I am in the process of having our test cluster upgraded so we can move from Drill 1.6 to Drill 1.10, and I am mainly doing it as I see that Drill 1.9 introduced predicate push-downs for parquet.
Drill 1.9 introduces the Parquet filter pushdown option. Parquet filter pushdown is a performance optimization that prunes extraneous data from a Parquet file to reduce the amount of data that Drill scans and reads when a query on a Parquet file contains a filter expression. Pruning data reduces the I/O, CPU, and network overhead to optimize Drill’s performance.
Reference: Parquet Filter Pushdown - Apache Drill
I'm hoping that it makes some key queries fast enough to mitigate the need for using other faster query technologies.

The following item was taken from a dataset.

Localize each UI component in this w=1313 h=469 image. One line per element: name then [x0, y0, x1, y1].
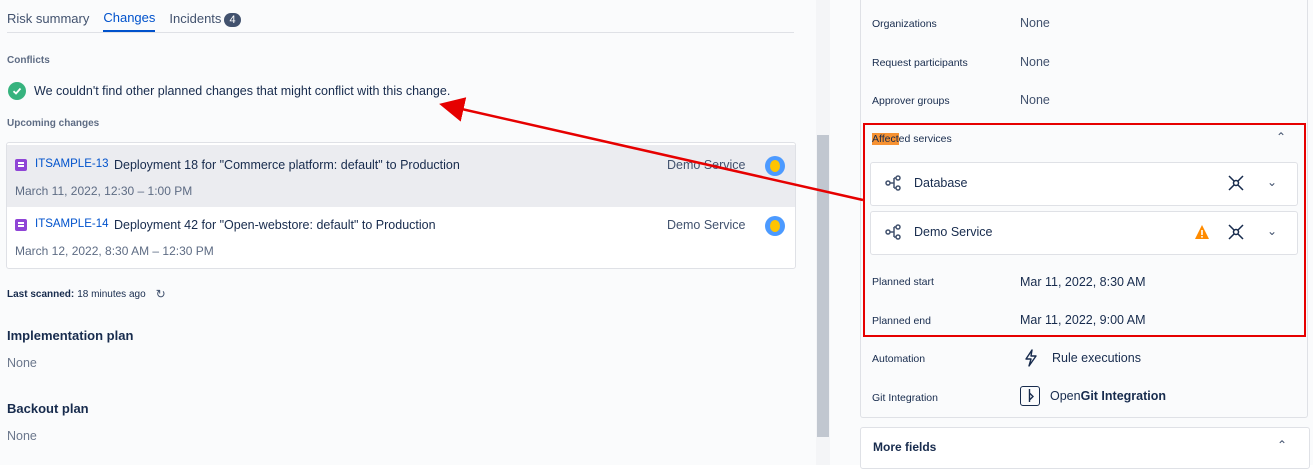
annotation-arrow	[439, 97, 864, 202]
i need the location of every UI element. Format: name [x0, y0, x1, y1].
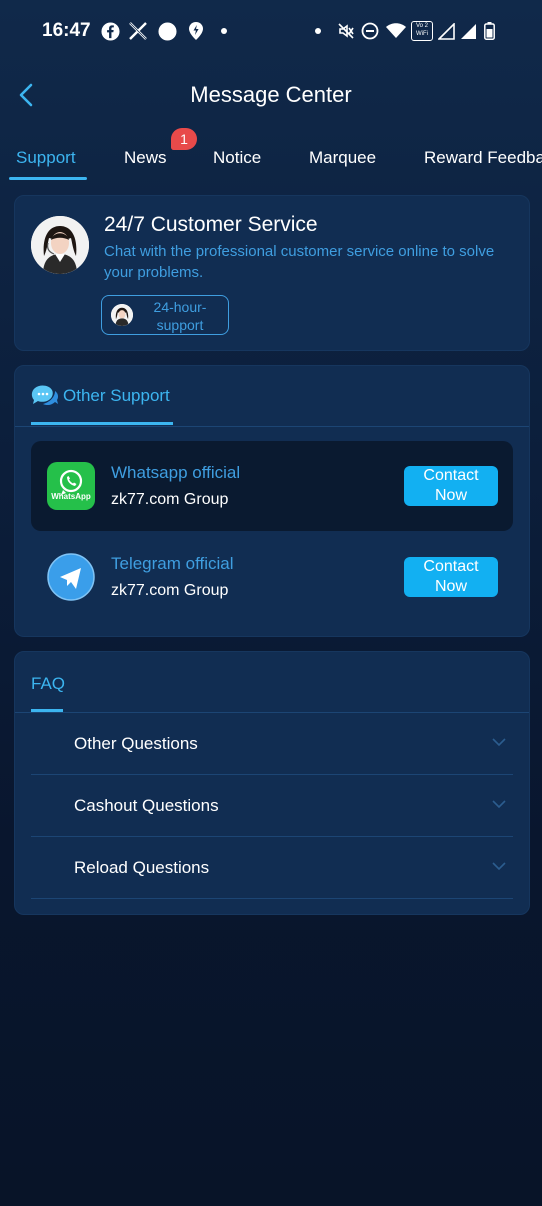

I have a couple of questions in this regard:
- Do the parquet min/max indices get maintained when spark writes a parquet file? If not, I understand I can recreate my files with Drill CTAS.
- The documentation says "The query planner can typically prune more data when the tables in the Parquet file are sorted by row groups.". What does "sorted by row groups" mean? I assumed sorting my entire file by a column (say, host-name if I'm storing metrics), would suffice assuming all of my look-ups tend to include the host-name in a where clause.
- If the min-max indices are built into the row-groups, then the row-group size must be pretty important. Can I confirm that the row-group size is based on store.parquet.block-size? Also, does the row-group size have anything to do with the coalesce(#) you use when writing a parquet file from spark? I'm unsure if row-groups are related to # sub-files in the parquet file.